Comparative evaluation of polymerase chain reaction assay with microscopy for detection of asymptomatic carrier state of theileriosis in a herd of crossbred cattle.

AIM: This study aims to develop and to standardize a polymerase chain reaction (PCR) assay that will diagnose clinical as well as carrier state of the disease and to compare the results with conventional microscopy technique.
MATERIALS AND METHODS: A herd of crossbred cattle with the previous history of theileriosis in village Lahli, district Rohtak, Haryana, was selected for this study. A total of 29 blood samples were collected randomly from cows including five clinically ill cattle. Blood smears from all animals and lymph node biopsy smears from animal with swollen lymph nodes were examined microscopically after conventional Giemsa staining. Phenol chloroform isoamyl alcohol method was used for extracting DNA from blood.

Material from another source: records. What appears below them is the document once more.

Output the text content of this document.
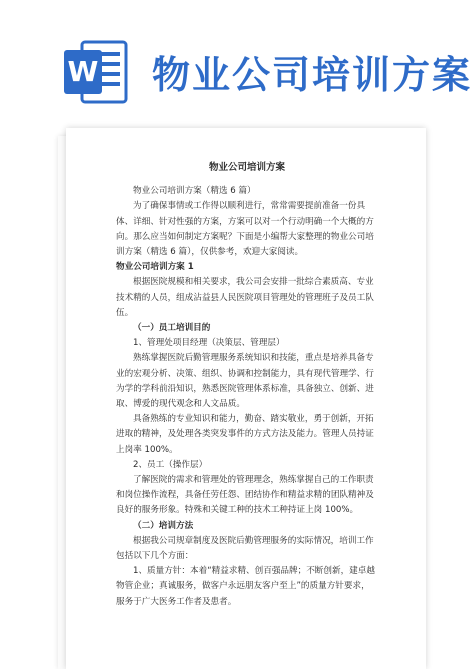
W 物业公司培训方案

物业公司培训方案

物业公司培训方案（精选 6 篇）

为了确保事情或工作得以顺利进行，常常需要提前准备一份具体、详细、针对性强的方案，方案可以对一个行动明确一个大概的方向。那么应当如何制定方案呢？下面是小编帮大家整理的物业公司培训方案（精选 6 篇），仅供参考，欢迎大家阅读。

物业公司培训方案 1

根据医院规模和相关要求，我公司会安排一批综合素质高、专业技术精的人员，组成沾益县人民医院项目管理处的管理班子及员工队伍。

（一）员工培训目的

1、管理处项目经理（决策层、管理层）

熟练掌握医院后勤管理服务系统知识和技能，重点是培养具备专业的宏观分析、决策、组织、协调和控制能力，具有现代管理学、行为学的学科前沿知识，熟悉医院管理体系标准，具备独立、创新、进取、博爱的现代观念和人文品质。

具备熟练的专业知识和能力，勤奋、踏实敬业，勇于创新，开拓进取的精神，及处理各类突发事件的方式方法及能力。管理人员持证上岗率 100%。

2、员工（操作层）

了解医院的需求和管理处的管理理念，熟练掌握自己的工作职责和岗位操作流程，具备任劳任怨、团结协作和精益求精的团队精神及良好的服务形象。特殊和关键工种的技术工种持证上岗 100%。

（二）培训方法

根据我公司规章制度及医院后勤管理服务的实际情况，培训工作包括以下几个方面：

1、质量方针：本着“精益求精、创百强品牌；不断创新，建卓越物管企业；真诚服务，做客户永远朋友客户至上”的质量方针要求，服务于广大医务工作者及患者。
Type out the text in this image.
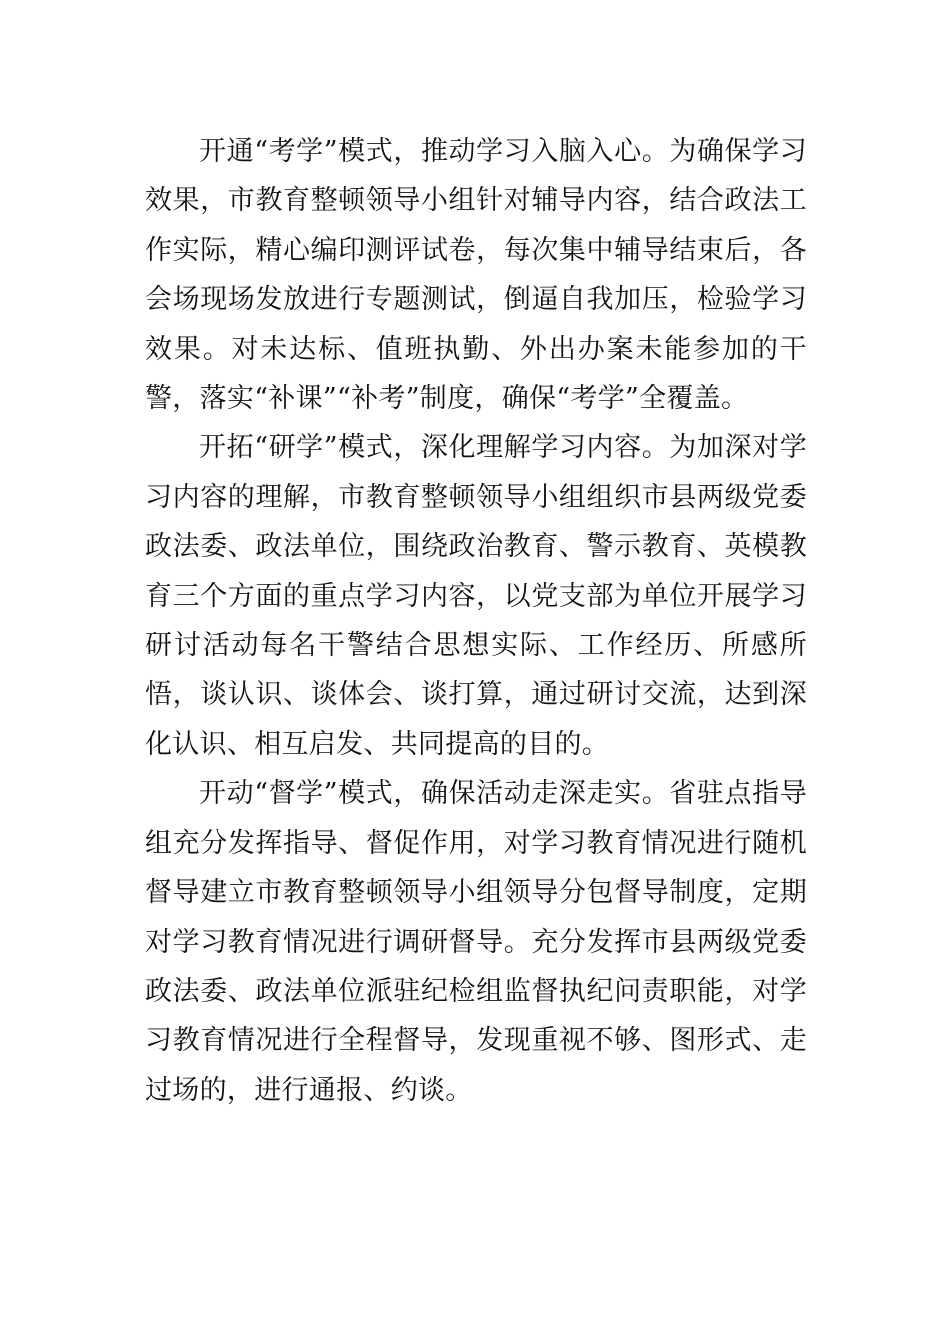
开通“考学”模式，推动学习入脑入心。为确保学习效果，市教育整顿领导小组针对辅导内容，结合政法工作实际，精心编印测评试卷，每次集中辅导结束后，各会场现场发放进行专题测试，倒逼自我加压，检验学习效果。对未达标、值班执勤、外出办案未能参加的干警，落实“补课”“补考”制度，确保“考学”全覆盖。

开拓“研学”模式，深化理解学习内容。为加深对学习内容的理解，市教育整顿领导小组组织市县两级党委政法委、政法单位，围绕政治教育、警示教育、英模教育三个方面的重点学习内容，以党支部为单位开展学习研讨活动每名干警结合思想实际、工作经历、所感所悟，谈认识、谈体会、谈打算，通过研讨交流，达到深化认识、相互启发、共同提高的目的。

开动“督学”模式，确保活动走深走实。省驻点指导组充分发挥指导、督促作用，对学习教育情况进行随机督导建立市教育整顿领导小组领导分包督导制度，定期对学习教育情况进行调研督导。充分发挥市县两级党委政法委、政法单位派驻纪检组监督执纪问责职能，对学习教育情况进行全程督导，发现重视不够、图形式、走过场的，进行通报、约谈。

Previously published primers targeting cytochrome b gene sequence of Theileria annulata were used in the PCR assay that was standardized to use in the laboratory.
RESULTS: Out of 29 samples tested,18 (62.06%) were found positive for theileriosis by PCR assay, whereas only 10 (34.48%) samples were detected positive by conventional microscopic technique using Giemsa staining method.
CONCLUSIONS: On the basis results of comparative studies, it can be concluded that PCR assay is a more sensitive than microscopic examination for detection of theileriosis. This can be attributed to the ability of PCR assay to detect small amounts of genomic DNA of T. annulata or low parasitemia in cows. Therefore, PCR assay can serve as a more sensitive tool to detect Theileria for detection of theileriosis even in asymptomatic carrier cattle which is important for the implementation of successful control programs.

Introduction

In India, bovine tropical theileriosis is an important endemic hemoprotozoan disease caused by Theileria annulata. The disease is characterized by a marked rise in body temperature, reaching 40-41.5°C, depression, lacrimation, nasal discharge, swelling of the superficial lymph nodes, and anemia. It is transmitted by Hyalomma anatolicum, a three host tick which act as a biological vector for T. annulata. Recovered cows from acute or primary theileriosis, remain infected for a long period and even for the rest of their lives, acting as reservoirs of infection for ticks which cause natural transmission of the disease [1,2].

The conventional method for identification of organism includes an examination of blood smears using Giemsa staining. Indeed, Giemsa-stained blood smears can be used as a suitable method to detect Theileria in the animals suspected to be suffering from clinically acute theileriosis, but it is not applicable for the detection of presymptomatic or carrier animals, where parasitemia is very low [3]. Identification of such animals is, therefore, crucial for the accurate assessment of epidemiology of the disease and the implementation of control programs aimed at improving productivity.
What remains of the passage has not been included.